BY Prasad BidayePublished Apr 1, 2004

Ever since her first album, Kashish-Attraction (2001), Kiran Ahluwalia has become the premier ambassador for ghazal music. Though she's successfully attuned Anglophonic ears to the jewel-like tonalities of the Urdu language, it’s great to see that she's moved onto a new project: the practice of ghazal-writing within the West. Three of the lyricists featured on Beyond Borders are Canadian residents Rasheed Nadeem, Rafi Raza and Tahira Masood — but don't expect anything diasporic about their compositions.
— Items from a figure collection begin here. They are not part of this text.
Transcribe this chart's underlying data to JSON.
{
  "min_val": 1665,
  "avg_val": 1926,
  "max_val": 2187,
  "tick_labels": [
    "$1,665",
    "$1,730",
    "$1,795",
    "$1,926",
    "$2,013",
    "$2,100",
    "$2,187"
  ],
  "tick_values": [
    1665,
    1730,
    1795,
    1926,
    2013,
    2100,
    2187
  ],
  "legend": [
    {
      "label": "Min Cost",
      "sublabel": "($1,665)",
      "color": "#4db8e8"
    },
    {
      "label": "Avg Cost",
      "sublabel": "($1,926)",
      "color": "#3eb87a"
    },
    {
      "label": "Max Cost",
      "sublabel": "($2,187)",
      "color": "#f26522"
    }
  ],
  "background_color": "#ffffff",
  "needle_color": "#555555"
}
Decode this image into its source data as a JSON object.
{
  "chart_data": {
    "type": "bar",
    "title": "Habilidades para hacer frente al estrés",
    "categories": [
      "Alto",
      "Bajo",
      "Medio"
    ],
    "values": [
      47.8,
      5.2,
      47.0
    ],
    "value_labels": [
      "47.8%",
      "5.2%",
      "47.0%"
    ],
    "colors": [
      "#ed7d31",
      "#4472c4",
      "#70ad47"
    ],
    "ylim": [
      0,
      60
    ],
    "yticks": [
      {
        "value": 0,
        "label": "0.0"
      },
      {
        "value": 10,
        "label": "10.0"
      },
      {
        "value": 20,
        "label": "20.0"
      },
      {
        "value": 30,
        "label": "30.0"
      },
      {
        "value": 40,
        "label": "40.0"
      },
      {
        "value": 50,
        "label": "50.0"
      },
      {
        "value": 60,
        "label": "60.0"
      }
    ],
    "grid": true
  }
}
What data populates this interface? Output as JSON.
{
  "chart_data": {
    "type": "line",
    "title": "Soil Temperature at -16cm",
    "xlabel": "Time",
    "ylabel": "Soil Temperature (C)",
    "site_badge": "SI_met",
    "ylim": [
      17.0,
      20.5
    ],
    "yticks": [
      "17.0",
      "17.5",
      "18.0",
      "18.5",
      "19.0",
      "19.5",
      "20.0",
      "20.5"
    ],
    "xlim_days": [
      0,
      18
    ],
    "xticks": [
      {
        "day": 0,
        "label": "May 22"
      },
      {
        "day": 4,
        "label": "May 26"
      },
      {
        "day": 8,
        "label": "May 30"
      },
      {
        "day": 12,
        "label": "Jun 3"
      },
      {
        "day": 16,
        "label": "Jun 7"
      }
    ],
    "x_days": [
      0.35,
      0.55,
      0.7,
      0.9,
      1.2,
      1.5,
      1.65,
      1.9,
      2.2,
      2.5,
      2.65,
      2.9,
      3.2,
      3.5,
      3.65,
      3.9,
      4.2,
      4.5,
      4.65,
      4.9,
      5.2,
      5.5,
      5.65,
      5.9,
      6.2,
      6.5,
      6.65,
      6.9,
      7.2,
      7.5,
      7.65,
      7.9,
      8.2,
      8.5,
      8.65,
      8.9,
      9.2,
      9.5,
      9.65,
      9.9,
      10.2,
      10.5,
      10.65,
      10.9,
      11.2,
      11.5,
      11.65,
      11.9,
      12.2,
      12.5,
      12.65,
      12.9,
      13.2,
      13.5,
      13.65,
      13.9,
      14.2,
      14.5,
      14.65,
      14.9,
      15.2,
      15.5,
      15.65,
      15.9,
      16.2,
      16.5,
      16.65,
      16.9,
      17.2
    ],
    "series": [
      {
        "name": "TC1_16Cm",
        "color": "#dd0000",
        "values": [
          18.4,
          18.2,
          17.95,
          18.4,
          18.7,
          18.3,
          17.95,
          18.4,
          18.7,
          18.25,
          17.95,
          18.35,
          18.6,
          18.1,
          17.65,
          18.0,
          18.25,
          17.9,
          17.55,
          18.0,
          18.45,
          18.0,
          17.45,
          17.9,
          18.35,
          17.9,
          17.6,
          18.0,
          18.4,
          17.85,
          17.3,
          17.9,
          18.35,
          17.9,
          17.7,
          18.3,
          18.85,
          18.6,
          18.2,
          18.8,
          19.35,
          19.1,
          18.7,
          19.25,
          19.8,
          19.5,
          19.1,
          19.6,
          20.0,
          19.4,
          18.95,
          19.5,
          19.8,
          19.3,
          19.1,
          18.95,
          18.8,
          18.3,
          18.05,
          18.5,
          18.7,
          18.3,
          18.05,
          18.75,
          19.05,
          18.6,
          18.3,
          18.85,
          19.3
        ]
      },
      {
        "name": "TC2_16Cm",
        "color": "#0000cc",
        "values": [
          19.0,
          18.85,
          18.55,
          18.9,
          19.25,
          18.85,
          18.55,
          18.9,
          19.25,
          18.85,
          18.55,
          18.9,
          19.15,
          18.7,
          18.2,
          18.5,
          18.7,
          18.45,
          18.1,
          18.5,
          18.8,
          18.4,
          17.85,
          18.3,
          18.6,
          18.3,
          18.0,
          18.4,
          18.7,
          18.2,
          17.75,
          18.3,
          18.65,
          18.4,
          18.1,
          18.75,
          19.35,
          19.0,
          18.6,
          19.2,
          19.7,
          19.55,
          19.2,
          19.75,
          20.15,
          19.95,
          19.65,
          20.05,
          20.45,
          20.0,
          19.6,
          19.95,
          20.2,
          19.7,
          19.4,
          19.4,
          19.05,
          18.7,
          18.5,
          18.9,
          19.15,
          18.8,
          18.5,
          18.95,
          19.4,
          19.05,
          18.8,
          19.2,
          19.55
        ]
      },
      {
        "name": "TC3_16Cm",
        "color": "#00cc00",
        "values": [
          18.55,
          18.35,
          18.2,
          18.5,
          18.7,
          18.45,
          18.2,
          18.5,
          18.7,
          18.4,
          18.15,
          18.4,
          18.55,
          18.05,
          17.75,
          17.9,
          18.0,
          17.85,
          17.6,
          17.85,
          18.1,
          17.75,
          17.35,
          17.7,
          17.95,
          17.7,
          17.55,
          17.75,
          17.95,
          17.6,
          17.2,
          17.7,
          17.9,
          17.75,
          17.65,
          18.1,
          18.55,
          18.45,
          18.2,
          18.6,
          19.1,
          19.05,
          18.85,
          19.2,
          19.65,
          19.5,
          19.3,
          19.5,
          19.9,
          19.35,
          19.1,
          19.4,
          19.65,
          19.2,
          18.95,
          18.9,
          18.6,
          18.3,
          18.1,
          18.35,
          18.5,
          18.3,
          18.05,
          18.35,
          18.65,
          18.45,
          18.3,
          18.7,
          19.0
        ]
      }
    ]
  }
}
Like canonical figures Bule Shah and Bashir Badr (also featured on the disc), the poetry of Nadeem, Raza and Masood keeps with the feverishly romantic modes of the ghazal's 700-year-old tradition. Ahluwalia's vocals are sweet and euphonious as always, but her arrangements are much more expansive and culturally diverse this time around. She's added dhol, rebab and swarmandal to her now-conventional mix of harmonium, tabla and guitar. There's a lot of vigour among the musicians as well as some unorthodox interpretations of the lyrics. The best example of the latter is in "Saqiya," where flamenco-styled guitar playing and castanet-like percussion come to suggest what a ghazal would have sounded like if it had migrated from medieval Persia to Moorish Spain. The beauty of Beyond Borders is that it is never self-conscious nor over-stylised with such fusionist tendencies. Ahluwalia keeps the ghazal real and worldly at the same time.